We know some of these students do stay; they get jobs, establish families and become permanent residents and citizens. Others return home. But just how many stay and how many leave has never been fully understood. And it’s important to know because New Zealand is investing in these students to add to our pool of skilled and talented workers.
Since 2005, international PhD students have studied in New Zealand paying the same fees as domestic students. This fees policy was designed to attract international students who could support and grow New Zealand’s research community.
The programme has been extremely successful. Since 2005 the number of international PhD students has climbed to make up 45 percent of all PhD students. In 2015, 4065 international PhD students studied here. The fees policy has allowed us to essentially double the size of our PhD talent pool. We have done this in a highly competitive international market for these top end students, so much so that we have had the strongest growth in international PhD students among OECD countries.
The Ministry of Education’s recently released Moving Places research takes an in-depth look at international students studying in New Zealand. It is able to do this using Statistics NZ’s Integrated Data Infrastructure to access five different types of government data to build a deeper understanding of life after graduation for all international students who studied here between 2003 and 2011.

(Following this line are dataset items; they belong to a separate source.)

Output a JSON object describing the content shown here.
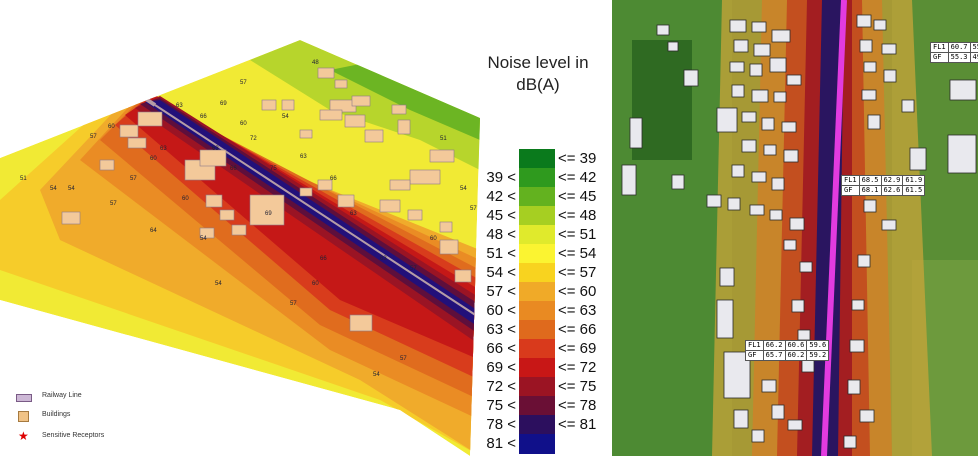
{
  "legend": {
    "title_line1": "Noise level in",
    "title_line2": "dB(A)",
    "bands": [
      {
        "lo": "",
        "hi": "<= 39",
        "color": "#0a7a1c"
      },
      {
        "lo": "39 <",
        "hi": "<= 42",
        "color": "#2f9a1e"
      },
      {
        "lo": "42 <",
        "hi": "<= 45",
        "color": "#63b21f"
      },
      {
        "lo": "45 <",
        "hi": "<= 48",
        "color": "#a6cf22"
      },
      {
        "lo": "48 <",
        "hi": "<= 51",
        "color": "#e0ea2c"
      },
      {
        "lo": "51 <",
        "hi": "<= 54",
        "color": "#fbf431"
      },
      {
        "lo": "54 <",
        "hi": "<= 57",
        "color": "#f8d31f"
      },
      {
        "lo": "57 <",
        "hi": "<= 60",
        "color": "#f0aa28"
      },
      {
        "lo": "60 <",
        "hi": "<= 63",
        "color": "#e98a22"
      },
      {
        "lo": "63 <",
        "hi": "<= 66",
        "color": "#df6a1d"
      },
      {
        "lo": "66 <",
        "hi": "<= 69",
        "color": "#d93a1c"
      },
      {
        "lo": "69 <",
        "hi": "<= 72",
        "color": "#c81716"
      },
      {
        "lo": "72 <",
        "hi": "<= 75",
        "color": "#9b1423"
      },
      {
        "lo": "75 <",
        "hi": "<= 78",
        "color": "#6a0f35"
      },
      {
        "lo": "78 <",
        "hi": "<= 81",
        "color": "#2c0f5e"
      },
      {
        "lo": "81 <",
        "hi": "",
        "color": "#10108a"
      }
    ]
  },
  "map_key": {
    "railway": "Railway Line",
    "buildings": "Buildings",
    "receptors": "Sensitive Receptors"
  },
  "contour_labels": [
    "51",
    "54",
    "57",
    "60",
    "63",
    "66",
    "69",
    "72",
    "75",
    "48",
    "54",
    "57",
    "60",
    "63",
    "66",
    "57",
    "54",
    "51",
    "64",
    "60",
    "63",
    "66",
    "69",
    "54",
    "57",
    "60",
    "63",
    "66",
    "57",
    "54",
    "51",
    "57",
    "60",
    "63",
    "57",
    "54",
    "57",
    "60",
    "63",
    "57",
    "54"
  ],
  "receptors": [
    {
      "rows": [
        [
          "FL1",
          "60.7",
          "55."
        ],
        [
          "GF",
          "55.3",
          "49."
        ]
      ]
    },
    {
      "rows": [
        [
          "FL1",
          "68.5",
          "62.9",
          "61.9"
        ],
        [
          "GF",
          "68.1",
          "62.6",
          "61.5"
        ]
      ]
    },
    {
      "rows": [
        [
          "FL1",
          "66.2",
          "60.6",
          "59.6"
        ],
        [
          "GF",
          "65.7",
          "60.2",
          "59.2"
        ]
      ]
    }
  ]
}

The research is groundbreaking due to the quantity and quality of the data it uses. Tax data, benefit data, visa information, census data and education data gathered from tertiary institutions is used to determine what 132,415 students did once they finished their studies here. The scale and depth of this research is remarkable and will be of interest to the global international education sector.
The Moving Places research found that 40 percent of international PhD students of all ages stayed in New Zealand for their first year after graduating. Five years after completing their PhD, 25 percent remained in New Zealand. This is right in line with the OECD average for all international students: a quarter stay for at least five years after completing their studies.
The value of the international PhD graduates to New Zealand is reflected in their incomes, which Moving Places describes as “very good compared to other graduates”. International PhD graduates working in the areas of management and commerce, engineering and related technologies, and in information technology, had the highest incomes, two years after completing their doctorate.
The international PhD graduates who leave New Zealand are not lost to us. They inform international rankings and also become intrinsic to our international research networks and global connectedness, all of which underpins a strong 21st century economy.
When combined with the significant numbers of our domestic graduates travelling overseas for study and work, the data paints a picture of a vibrant, mobile ecosystem of researchers. In all, 77 percent of New Zealand researchers spend a portion of their career overseas. We know from many studies that research publications with international collaboration have a higher impact through greater citations by other researchers. This is one of the key pillars of innovation.
The investment in the international PhD students, estimated in 2017 to be $40m – virtually the equivalent subsidy for domestic PhDs – can be seen in significant increases in the scale and quality of the country’s research outputs. These students support research particularly in the areas of natural and physical sciences, engineering and related technologies.
The return on investment is also reflected in the global rankings of all New Zealand universities – all eight universities have improved their positions despite massive investment in their own universities by countries such as China.
The Moving Places research has limited its study of these high value students, confining most of its findings to PhD graduates under the age of 30 – which means most are excluded. We urge the Ministry of Education to further examine the data it has to fully understand the direct and indirect value of all international PhD students to New Zealand.
The research takes a more in-depth look at the wider international education sector for the 10-year period. Overall, 30 percent of all international students remain in New Zealand for five years after completing their study. This "stay rate" is on a par with Australia and exceeds the OECD average of 25 percent. It’s one measure of the sector’s success.
As we reflect on the findings of the Moving Places research it is also useful to consider local students. Many of them, once they have completed their studies, choose to leave the South Pacific and find work and experience around the world.
Students are typically mobile, and it is this quality in all of them that is of high value to businesses and organisations as they experience life, study and work in different communities and ultimately bring this cultural know-how home. The University of Auckland believes the exchange of knowledge, ideas and experience is so critical not only for our students but for NZ Inc., that it wants to lift the number of New Zealand students studying abroad. It aims, by 2020, to have one in four graduates undertake a learning experience overseas during their studies.
It is heartening to see an increasing awareness of the importance of international education and exchange to our country’s economic, social and cultural success.
*The international education sector is New Zealand’s fourth largest export and well on course to meet the Government’s target to be worth $5b by 2025.